In the end, I decided to bring a paper notepad. I didn’t even have that on my first trip. I wrote on those letters on scraps of paper I found along the way. If I was going to write at all, I would write by hand like I did back then. Of course, I hadn’t written anything by hand in years. My handwriting muscles were flabby from disuse. This would give me a good opportunity to get my finger musculature in shape. It would also gave me a good excuse not to write if I really had gotten old and couldn’t find anything worthwhile to write about.

Of course, I am getting old. To prove it, while running shopping before the trip, I damaged my Achilles’ tendons. Like my computer hinge, my heel tendons have grown fragile with age. They had been almost healthy for months, but a few days before the trip, I tore them by running the length of a local mall. Of course, I wasn’t running for a good reason. I was running to beat some little old ladies to a sale on Beanie Babies. My wife and I collect Beanie Babies—as we collect so many things we don’t need. We were standing in line waiting for one store to open when we heard that another store down the mall had some new Beanies. I immediately took off to beat all the others racing from throughout the mall. I got the Beanie, but I had to limp back to where I left Rebecca. Like a proud hunter returning from a particularly dangerous hunt, I hobbled toward her holding my trophy for her to see. It was a brightly colored worm.

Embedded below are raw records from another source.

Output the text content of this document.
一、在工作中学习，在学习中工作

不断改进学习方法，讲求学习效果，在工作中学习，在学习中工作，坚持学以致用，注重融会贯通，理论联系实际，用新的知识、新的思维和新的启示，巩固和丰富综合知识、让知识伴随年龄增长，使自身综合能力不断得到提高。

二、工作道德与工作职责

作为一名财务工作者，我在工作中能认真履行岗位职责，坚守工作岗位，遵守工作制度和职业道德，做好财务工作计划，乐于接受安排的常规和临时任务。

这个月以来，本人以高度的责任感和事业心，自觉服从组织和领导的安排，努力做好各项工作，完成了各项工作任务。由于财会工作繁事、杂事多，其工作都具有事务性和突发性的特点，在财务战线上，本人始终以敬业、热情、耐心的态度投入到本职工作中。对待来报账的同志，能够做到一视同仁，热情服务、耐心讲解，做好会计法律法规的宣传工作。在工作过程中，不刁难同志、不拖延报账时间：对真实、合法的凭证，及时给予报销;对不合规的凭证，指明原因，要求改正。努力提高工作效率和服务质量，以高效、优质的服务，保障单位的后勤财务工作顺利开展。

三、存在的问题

We are all getting old. My damaged heels fit right into our family group. Mom is over eighty with a very bad ankle. My sister turns fifty this year and is little overweight with bad knees. My wife, Rebecca, the youngest of us all, had been fighting a bad case of shin splints. She’d gotten them honorably from her daily workout on a treadmill. My sore tendons fit me right into this sad group.

Since walking is the primary activity when you are touring, we were ready to go. I also had my first thing to write about.